#7: Jars of pickle & whisperings of generations
An ode to a condiment of heritage that home is incomplete without
I was going to write about hope or self-care or standing by what’s right this week. Instead, I decided to give you a light, nostalgic piece that’ll give you a few minutes to read something entirely different and hopefully take your mind off goings-on. I hope you’re all hanging in there.
In my Mangalore-meets-Madikeri home in the ever-unifying Bangalore, few things come more heavily laden with nostalgic baggage than the beloved pickle jar — the uppinakai barani, as we call it.
In most homes, tantalisingly marinated citrus, fruits, even seafood, are filled into earthenware pots. But my home is more familiar with an assortment of glass jars saved from a tragic end in the recycling bin by my "all things have multiple lives" mother. This legacy stems from her years in the kitchen of our Nigeria home, bottling preserves in haphazard jars salvaged from a post-olive, post-honey, or post-jam fridge cleanse. We've since moved back, and now have access to the quintessential pickle barani, yet the makeshift make-do became a tradition.
It's pretty well-known that Indians top many dishes with a spoonful of pickle to seal the deal. But what the poor replicas of Indian food overseas fail to get right is that our pickles aren't like hot jalapeños and cucumbers enveloped in brine. No, our pickles are a hot mess of fiery spice, citrus tang and surprising pops of sweet and sour. It makes both your eyes and mouth water, albeit for opposing reasons.
There's a pickle for everyone under the sun. The ones on the straight path choose the quintessential mixed pickle. Those who want a party on their tongue reach for lemon or wild mango. The hedonistic take to the crunchy bamboo shoots version. Those YOLO folks with not a care for their life or the wellbeing of their intestines try Bhoot Jolokia — which, incidentally, is 400 times hotter than your garden-variety Tabasco sauce.
The draw of pickle for me isn't necessarily the pickle itself, surprisingly — it's the nostalgia-laden process.
On a pickling day (there isn't a fixed one because my mother is a puppet of her whims and fancies), the entire kitchen is cleared of humans and dogs in quite the same way as the pots and the pans being pushed away.

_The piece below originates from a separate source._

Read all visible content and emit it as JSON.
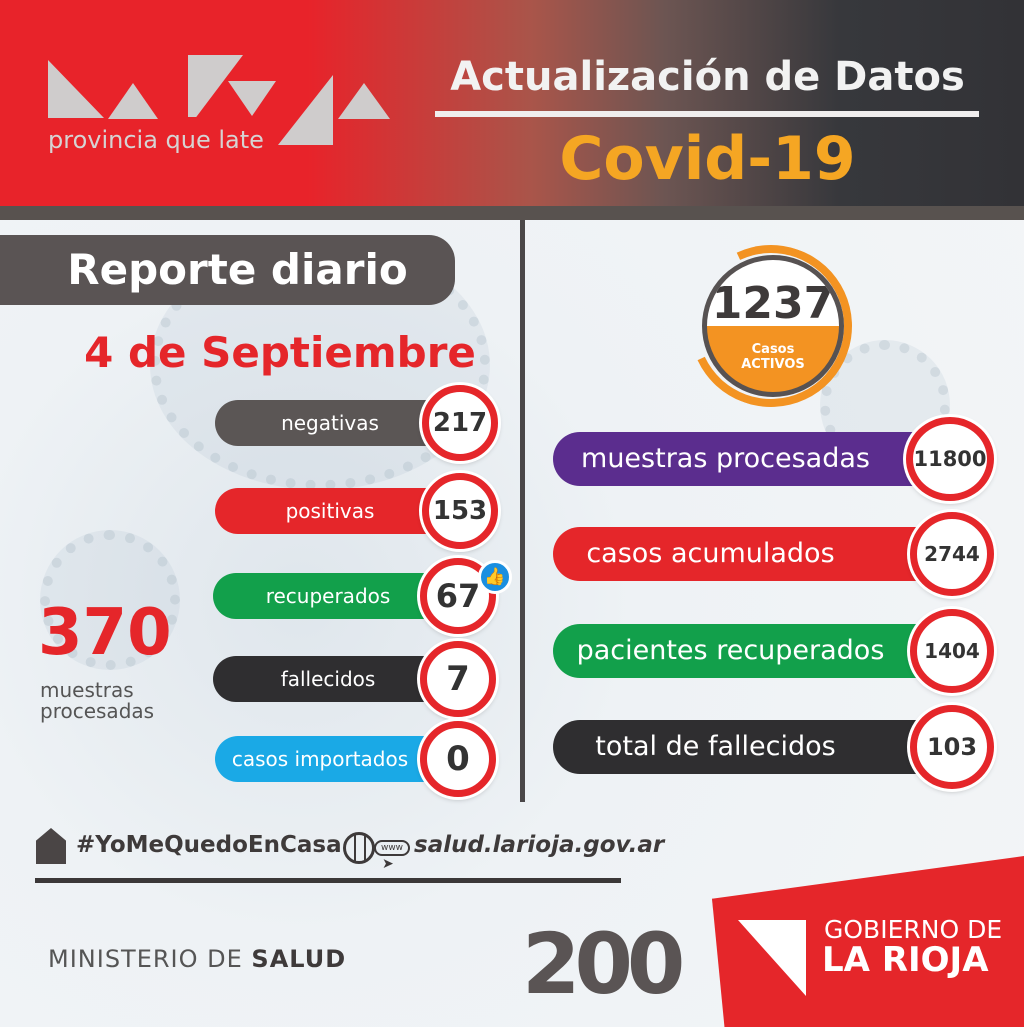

The already gleaming black granite counter is wiped down twice over to get rid of any droplets of water (which, I'll have you know, is your worst enemy while pickling). A mask is brought out and donned so no bacteria interfere with the process; spoons and necessary bowls are also rubbed down and dried.
Then the star of the show is brought out. One one day, it's a collection of quartered and refrigerated lemons that I contributed to, one at a time, after making my morning hot lemon water. One another day, it's a handful of smooth and impossibly round nellikai (amla, or Indian gooseberry) to be tossed whole into the spice mix. Somedays there's a wildcard entry — Mangalore cucumber, perhaps, or the looks-like-ginger-but-smells-like-mango nela maavu (also called kukku shunti, depending on who you ask). The star ingredient defines the outcome; lemon and wild mango equate my grandmother's pickle as strange additions indicate an experimental recipe.
While the main ingredient is prepped, the spices are loaded onto a pan for frying. A quick glance will show you red chilli, mustard, salt, cumin seeds, coriander seeds. The rest is lost behind the tears in your smarting eyes. First, the aroma fills the air, then the spice — and a series of coughs and sneezing emerge from different currently occupied parts of the house. Once reactions subside (supported a great deal by the aforementioned mask), the fried mixture is ground into a smooth powder; adding oil creates the paste that is then smeared over the star ingredient and transferred into the barani.
At least, that's the process my mother tells me today. Tomorrow, who knows? You'd think that such an intense, culturally significant facet of our South Indian culture would have a blow-by-blow recipe to follow, perhaps written on ageing scrolls and passed on through generations. Passed on it is, but just the premise — the rest of it is just, as I've heard so many times, "a little of this, a little of that and your tastebuds will show you the way". To be fair, that's quite how I'd like to go about life, too.
As I write this, I can see from the corner of my eye an array of jars big and small, each with the lids tightly screwed on over a sheet of thick plastic, so air doesn't get in. Inside the jars, it's a whole world — of fermentation, marination, a delicate dance of flavours. Of spices and acids and fibres doing what nature intended them to do while we sit watching, fascinated.
And to ward off the temptation of cracking open a jar, for one glorious spice-and-sour spoonful tempered by the scoldings of my mother, there's a smaller bowl of salted wild mangoes laid out. Like a teaser before the curtain rises.